В военное время, продолжает Рузвельт, мы должны понимать, «как сильно зависят друг от друга все социальные слои и группы населения Америки… Сегодня, как никогда, необходимо отказаться от индивидуального и группового эгоизма ради блага всего народа». Дружеское отношение к людям, оказавшимся в трудной ситуации, – отличительная черта жизненной позиции Рузвельта после болезни – красной нитью тянется через всю речь. Он постоянно выражал раздражение по отношению к тем, кто обвинял нищих в их же нищете, а здесь он скажет, что сама нация несет ответственность за предотвращение крайней нужды[547].
Таким образом, Рузвельт позиционирует саму войну как войну против эгоизма, направляя насущные эмоции своей аудитории к цели экономической безопасности. Выдвинув ряд конкретных предложений – о новых налогах, сельскохозяйственных субсидиях, установлении верхних границ цен на продовольствие и особенно о всеобщей воинской повинности, – Рузвельт переходит к изложению нового понимания основных прав[548]:
Однако постепенно мы стали все яснее осознавать, что подлинная свобода отдельной личности невозможна без экономической безопасности и независимости. Нужда и свобода несовместимы[549]. Массы голодных и безработных – это та почва, на которой вырастают диктатуры.
В наше время эти истины стали самоочевидными. Мы, можно сказать, приняли еще один «Билль о правах», на основе которого можно построить безопасность и благосостояние для всех, независимо от социального положения, расы и вероисповедания. Вот основные из этих прав:
право на полезную и оплачиваемую работу в промышленности, торговле или сельском хозяйстве страны;
право на доход, достаточный для покрытия потребностей в пище, одежде и отдыхе;
право фермеров реализовывать свою продукцию по ценам, обеспечивающим их семьям достойную жизнь;
право каждого предпринимателя – крупного или мелкого – вести бизнес в условиях, исключающих несправедливую конкуренцию или засилье монополий внутри страны или за границей;
право каждой семьи на достойное жилище;
право на полноценное медицинское обслуживание, на реальную возможность приобрести и сохранить хорошее здоровье;
право на достаточное экономическое обеспечение в старости и в болезни, страхование от несчастных случаев и безработицы;
право на хорошее образование.
Все эти права можно объединить одним словом: безопасность. Мы должны быть готовы после победы в войне двигаться вперед в осуществлении этих прав, к новым рубежам человеческого счастья и благосостояния.

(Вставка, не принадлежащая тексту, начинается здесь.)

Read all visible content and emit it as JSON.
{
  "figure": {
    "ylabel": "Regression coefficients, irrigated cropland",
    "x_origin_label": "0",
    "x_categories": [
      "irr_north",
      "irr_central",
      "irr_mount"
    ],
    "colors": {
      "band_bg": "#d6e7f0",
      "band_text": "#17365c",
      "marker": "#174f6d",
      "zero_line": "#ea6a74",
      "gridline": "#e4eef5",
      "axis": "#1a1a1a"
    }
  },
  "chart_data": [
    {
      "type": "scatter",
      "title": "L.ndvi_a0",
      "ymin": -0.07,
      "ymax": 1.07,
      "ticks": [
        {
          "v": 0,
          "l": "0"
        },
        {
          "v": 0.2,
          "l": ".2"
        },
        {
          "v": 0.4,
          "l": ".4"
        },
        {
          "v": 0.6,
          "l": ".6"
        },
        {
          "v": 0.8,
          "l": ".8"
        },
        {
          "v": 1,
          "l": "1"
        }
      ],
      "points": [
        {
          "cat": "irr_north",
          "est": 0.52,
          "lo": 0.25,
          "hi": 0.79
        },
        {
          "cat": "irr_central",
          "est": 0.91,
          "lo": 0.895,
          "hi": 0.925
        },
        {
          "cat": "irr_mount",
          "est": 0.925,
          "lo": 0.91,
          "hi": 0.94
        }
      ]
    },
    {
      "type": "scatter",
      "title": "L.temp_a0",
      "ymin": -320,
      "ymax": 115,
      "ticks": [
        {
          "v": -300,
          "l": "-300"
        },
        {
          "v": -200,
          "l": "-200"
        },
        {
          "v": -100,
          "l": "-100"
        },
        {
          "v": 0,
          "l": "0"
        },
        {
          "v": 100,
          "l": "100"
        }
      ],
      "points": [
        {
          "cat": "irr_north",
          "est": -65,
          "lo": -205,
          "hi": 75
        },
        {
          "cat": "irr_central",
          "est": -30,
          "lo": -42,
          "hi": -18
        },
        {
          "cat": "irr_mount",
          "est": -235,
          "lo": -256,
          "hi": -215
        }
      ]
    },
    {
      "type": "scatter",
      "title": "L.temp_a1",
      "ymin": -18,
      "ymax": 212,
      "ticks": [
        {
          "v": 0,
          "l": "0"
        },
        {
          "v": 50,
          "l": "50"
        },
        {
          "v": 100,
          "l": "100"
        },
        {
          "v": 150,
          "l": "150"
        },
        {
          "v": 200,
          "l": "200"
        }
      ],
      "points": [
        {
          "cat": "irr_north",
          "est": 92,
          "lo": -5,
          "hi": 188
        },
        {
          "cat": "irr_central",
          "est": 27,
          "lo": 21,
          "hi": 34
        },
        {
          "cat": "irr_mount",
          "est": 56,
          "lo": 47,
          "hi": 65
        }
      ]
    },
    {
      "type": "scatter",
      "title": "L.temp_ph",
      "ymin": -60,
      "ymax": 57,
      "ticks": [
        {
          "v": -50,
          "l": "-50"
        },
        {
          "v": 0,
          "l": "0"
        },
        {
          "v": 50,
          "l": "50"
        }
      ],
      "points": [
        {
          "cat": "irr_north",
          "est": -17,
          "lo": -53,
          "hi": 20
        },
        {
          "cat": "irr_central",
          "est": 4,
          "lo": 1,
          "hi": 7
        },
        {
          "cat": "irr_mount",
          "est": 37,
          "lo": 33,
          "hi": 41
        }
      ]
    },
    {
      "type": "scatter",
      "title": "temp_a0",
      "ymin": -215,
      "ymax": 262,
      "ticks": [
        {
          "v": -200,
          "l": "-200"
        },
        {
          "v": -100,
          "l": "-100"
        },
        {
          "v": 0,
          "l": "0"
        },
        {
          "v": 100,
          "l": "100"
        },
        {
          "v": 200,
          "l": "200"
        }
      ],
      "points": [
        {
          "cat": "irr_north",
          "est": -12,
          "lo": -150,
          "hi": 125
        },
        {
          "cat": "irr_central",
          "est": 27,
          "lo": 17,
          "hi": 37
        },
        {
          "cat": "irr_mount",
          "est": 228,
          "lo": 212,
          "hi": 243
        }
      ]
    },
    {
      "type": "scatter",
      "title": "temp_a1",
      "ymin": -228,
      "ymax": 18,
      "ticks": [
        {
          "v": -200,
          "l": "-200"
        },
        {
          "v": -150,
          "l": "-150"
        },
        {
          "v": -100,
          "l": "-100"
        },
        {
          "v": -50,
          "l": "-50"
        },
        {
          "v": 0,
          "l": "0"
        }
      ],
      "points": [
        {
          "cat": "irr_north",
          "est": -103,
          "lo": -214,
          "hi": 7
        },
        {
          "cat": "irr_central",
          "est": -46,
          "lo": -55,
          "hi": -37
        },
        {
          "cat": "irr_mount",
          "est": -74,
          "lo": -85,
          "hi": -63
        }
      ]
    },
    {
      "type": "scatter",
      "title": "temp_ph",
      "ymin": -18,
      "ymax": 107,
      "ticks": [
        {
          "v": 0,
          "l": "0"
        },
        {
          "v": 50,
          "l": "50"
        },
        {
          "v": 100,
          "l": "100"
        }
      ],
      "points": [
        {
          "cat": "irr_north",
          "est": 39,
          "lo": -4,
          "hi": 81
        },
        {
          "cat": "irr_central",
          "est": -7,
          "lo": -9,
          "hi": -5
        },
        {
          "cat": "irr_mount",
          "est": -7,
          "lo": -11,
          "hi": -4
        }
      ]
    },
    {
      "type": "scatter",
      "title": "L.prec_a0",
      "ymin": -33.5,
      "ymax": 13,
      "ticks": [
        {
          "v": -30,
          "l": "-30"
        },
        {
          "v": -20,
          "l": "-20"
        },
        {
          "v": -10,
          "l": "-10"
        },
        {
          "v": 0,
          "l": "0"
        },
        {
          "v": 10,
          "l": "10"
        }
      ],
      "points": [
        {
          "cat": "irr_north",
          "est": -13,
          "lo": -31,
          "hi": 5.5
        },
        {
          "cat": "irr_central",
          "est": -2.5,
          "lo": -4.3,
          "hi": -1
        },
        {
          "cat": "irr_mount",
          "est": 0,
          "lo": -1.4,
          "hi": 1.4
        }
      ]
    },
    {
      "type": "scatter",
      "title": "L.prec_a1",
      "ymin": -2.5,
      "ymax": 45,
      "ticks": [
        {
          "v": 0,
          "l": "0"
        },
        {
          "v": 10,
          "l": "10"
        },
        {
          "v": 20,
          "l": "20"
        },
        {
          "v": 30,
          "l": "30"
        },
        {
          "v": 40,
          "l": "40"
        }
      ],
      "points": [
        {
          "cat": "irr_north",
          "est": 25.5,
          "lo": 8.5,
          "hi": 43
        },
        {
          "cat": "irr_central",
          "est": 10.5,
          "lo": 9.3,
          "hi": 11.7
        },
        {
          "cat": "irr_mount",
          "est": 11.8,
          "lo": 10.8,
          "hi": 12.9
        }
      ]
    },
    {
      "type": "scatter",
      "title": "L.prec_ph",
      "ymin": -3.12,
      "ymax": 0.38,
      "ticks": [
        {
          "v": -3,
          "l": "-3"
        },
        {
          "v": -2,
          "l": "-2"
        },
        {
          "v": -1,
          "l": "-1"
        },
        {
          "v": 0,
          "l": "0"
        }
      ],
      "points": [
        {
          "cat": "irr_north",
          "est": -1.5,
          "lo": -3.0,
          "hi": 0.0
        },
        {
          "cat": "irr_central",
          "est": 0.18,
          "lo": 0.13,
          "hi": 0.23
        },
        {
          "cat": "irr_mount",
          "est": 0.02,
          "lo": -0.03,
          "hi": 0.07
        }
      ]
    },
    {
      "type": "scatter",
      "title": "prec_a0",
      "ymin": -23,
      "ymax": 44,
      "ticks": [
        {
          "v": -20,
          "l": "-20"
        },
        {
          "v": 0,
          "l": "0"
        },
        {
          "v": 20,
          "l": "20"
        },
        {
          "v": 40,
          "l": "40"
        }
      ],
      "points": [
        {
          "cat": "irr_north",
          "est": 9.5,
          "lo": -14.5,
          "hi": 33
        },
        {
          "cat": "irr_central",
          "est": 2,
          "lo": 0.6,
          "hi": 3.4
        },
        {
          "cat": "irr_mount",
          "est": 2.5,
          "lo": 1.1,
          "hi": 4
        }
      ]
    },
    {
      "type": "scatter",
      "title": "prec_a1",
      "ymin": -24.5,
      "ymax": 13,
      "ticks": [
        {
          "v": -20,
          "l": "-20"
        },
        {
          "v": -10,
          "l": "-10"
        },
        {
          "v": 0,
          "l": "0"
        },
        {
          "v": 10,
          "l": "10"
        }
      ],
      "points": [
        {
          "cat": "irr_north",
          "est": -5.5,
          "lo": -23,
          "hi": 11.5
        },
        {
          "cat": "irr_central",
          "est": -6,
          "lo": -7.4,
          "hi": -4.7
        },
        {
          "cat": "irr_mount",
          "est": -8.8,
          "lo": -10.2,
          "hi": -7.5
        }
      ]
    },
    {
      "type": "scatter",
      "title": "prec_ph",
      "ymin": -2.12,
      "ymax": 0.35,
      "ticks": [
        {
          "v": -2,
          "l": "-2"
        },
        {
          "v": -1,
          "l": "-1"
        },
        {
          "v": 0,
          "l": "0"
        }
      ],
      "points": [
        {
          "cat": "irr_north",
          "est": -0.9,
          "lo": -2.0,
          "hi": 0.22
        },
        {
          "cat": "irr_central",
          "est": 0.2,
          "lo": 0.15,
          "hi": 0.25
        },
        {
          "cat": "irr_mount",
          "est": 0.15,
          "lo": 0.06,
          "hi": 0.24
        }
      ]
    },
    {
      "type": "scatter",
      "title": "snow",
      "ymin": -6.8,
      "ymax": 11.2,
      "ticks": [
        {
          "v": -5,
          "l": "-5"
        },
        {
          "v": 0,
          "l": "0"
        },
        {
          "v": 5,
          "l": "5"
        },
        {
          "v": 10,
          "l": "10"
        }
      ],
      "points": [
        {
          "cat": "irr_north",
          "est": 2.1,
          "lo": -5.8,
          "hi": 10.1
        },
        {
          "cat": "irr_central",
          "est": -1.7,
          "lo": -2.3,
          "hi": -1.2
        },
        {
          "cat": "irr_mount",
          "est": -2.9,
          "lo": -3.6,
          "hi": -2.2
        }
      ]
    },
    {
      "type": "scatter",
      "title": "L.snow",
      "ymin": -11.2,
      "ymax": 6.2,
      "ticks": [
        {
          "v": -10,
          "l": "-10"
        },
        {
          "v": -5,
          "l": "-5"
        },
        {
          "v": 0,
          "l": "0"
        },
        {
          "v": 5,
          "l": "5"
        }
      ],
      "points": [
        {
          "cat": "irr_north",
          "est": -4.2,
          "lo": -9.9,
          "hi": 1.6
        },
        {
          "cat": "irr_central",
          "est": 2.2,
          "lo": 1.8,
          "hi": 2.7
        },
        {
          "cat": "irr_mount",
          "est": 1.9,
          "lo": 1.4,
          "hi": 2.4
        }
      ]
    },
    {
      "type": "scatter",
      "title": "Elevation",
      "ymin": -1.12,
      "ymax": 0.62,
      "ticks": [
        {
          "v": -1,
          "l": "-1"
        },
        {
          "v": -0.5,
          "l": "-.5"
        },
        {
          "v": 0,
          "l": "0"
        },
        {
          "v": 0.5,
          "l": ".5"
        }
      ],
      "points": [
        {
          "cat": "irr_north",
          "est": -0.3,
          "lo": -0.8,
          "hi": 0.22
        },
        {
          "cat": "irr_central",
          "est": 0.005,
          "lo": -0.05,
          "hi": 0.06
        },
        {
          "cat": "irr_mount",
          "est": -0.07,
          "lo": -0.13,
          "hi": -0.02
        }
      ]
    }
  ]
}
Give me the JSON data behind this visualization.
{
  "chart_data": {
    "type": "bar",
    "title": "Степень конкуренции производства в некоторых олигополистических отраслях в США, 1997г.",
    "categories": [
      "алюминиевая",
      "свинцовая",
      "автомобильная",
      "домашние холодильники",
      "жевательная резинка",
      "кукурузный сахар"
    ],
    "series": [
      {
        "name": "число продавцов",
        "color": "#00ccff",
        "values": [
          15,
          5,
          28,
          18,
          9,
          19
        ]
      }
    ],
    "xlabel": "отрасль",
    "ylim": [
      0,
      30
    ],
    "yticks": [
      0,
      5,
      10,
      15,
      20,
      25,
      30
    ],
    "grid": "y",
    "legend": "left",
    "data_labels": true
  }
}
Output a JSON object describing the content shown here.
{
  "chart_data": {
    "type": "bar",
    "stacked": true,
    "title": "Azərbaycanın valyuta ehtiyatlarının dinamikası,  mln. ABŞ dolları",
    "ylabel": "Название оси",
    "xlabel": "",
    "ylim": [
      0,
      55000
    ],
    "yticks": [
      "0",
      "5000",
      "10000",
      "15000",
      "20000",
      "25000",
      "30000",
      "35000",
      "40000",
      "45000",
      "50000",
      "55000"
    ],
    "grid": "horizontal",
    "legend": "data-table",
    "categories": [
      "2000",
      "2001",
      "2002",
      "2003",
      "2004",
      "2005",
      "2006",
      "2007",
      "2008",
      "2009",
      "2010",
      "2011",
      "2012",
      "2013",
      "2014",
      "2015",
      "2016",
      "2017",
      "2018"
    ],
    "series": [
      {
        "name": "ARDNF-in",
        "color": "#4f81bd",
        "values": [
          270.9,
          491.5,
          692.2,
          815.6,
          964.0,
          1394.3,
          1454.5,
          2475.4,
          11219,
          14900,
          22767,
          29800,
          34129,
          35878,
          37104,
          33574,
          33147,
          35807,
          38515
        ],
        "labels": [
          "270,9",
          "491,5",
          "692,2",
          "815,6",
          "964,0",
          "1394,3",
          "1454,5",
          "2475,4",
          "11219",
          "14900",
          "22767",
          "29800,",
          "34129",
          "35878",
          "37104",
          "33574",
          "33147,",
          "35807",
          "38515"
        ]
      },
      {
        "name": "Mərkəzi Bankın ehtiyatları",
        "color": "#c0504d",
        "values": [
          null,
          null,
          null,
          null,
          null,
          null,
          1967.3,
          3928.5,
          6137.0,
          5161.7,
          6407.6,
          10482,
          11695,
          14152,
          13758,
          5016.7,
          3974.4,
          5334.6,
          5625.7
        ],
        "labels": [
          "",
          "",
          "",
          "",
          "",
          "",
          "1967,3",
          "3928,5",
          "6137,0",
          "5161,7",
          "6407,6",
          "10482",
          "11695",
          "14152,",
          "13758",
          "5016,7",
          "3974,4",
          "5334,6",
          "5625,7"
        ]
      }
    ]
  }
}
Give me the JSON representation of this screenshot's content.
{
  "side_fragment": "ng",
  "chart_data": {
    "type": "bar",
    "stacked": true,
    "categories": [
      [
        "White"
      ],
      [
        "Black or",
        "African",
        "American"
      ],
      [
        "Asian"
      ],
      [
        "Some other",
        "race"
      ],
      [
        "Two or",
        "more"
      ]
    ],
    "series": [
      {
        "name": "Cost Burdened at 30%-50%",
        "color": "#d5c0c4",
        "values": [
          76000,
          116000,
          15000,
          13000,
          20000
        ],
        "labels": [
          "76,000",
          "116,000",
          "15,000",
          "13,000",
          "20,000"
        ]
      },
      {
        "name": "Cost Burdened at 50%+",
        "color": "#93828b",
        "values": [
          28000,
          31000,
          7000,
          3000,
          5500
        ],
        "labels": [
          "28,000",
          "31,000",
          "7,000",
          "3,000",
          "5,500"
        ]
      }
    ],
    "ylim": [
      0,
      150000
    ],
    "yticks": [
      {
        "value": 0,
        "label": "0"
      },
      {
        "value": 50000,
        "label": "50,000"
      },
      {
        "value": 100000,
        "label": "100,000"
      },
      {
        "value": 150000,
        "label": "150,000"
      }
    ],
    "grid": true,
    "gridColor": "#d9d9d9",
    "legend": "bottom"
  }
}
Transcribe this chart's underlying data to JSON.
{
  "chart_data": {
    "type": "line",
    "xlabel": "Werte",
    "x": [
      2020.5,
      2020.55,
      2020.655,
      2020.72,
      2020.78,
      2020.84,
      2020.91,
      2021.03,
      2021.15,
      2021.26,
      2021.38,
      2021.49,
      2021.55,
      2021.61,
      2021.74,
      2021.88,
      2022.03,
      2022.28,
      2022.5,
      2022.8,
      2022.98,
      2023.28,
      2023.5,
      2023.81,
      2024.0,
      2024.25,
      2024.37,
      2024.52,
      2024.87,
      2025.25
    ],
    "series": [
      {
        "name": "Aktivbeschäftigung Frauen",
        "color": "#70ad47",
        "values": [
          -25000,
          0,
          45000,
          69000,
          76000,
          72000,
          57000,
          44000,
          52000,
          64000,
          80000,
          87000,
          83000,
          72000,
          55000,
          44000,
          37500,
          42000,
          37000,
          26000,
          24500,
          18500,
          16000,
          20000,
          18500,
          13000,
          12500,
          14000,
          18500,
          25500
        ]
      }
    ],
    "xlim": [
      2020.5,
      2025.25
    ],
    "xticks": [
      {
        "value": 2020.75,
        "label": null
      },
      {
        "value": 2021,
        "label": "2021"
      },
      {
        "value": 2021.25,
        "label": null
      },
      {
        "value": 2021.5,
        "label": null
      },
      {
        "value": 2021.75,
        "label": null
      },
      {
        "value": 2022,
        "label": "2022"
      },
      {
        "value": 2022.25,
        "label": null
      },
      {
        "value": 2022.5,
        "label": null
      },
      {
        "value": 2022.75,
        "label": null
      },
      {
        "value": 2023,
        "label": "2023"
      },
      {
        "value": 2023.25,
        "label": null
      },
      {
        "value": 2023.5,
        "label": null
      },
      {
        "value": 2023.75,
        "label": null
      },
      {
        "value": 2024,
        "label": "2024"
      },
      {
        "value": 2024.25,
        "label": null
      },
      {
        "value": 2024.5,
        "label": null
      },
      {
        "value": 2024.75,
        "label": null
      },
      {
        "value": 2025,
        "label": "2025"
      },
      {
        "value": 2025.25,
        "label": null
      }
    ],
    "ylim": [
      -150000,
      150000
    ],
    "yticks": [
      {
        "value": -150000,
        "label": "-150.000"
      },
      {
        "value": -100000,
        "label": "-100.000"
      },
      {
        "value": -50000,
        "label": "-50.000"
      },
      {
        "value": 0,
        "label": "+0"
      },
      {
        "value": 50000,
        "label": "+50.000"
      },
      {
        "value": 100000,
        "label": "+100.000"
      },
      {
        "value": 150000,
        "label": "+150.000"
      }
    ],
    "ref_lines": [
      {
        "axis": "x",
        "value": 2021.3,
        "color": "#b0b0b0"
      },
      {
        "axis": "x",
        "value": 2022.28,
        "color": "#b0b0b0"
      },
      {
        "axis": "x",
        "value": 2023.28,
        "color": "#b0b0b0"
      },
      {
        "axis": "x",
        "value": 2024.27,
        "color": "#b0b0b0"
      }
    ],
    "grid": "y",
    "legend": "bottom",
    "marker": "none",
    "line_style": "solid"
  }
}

Рузвельт ссылается на формирующийся международный консенсус, который вскоре должен был быть официально закреплен во Всеобщей декларации прав человека. Однако Соединенные Штаты никогда не признали такой «Второй билль о правах» вопросом конституционного порядка. Хотя конституции многих штатов содержат в себе элементы этой программы[550] и хотя меньшинство судей Верховного суда в начале 1970-х считало, что право на образование подразумевается Конституцией, эта программа никогда не стала общепризнанной и остается предметом глубоких разногласий[551]. Таким образом, Рузвельт знал, что он говорит метафорически и выдает желаемое за действительное. Любой шаг в этом направлении должен был быть осуществлен посредством законодательства. Привязывая движения за социальные и экономические права к работе военной экономики и используя звучный язык самоочевидной истины и «Второго билля о правах», он пытается создать психологические и эмоциональные условия для такого законодательства.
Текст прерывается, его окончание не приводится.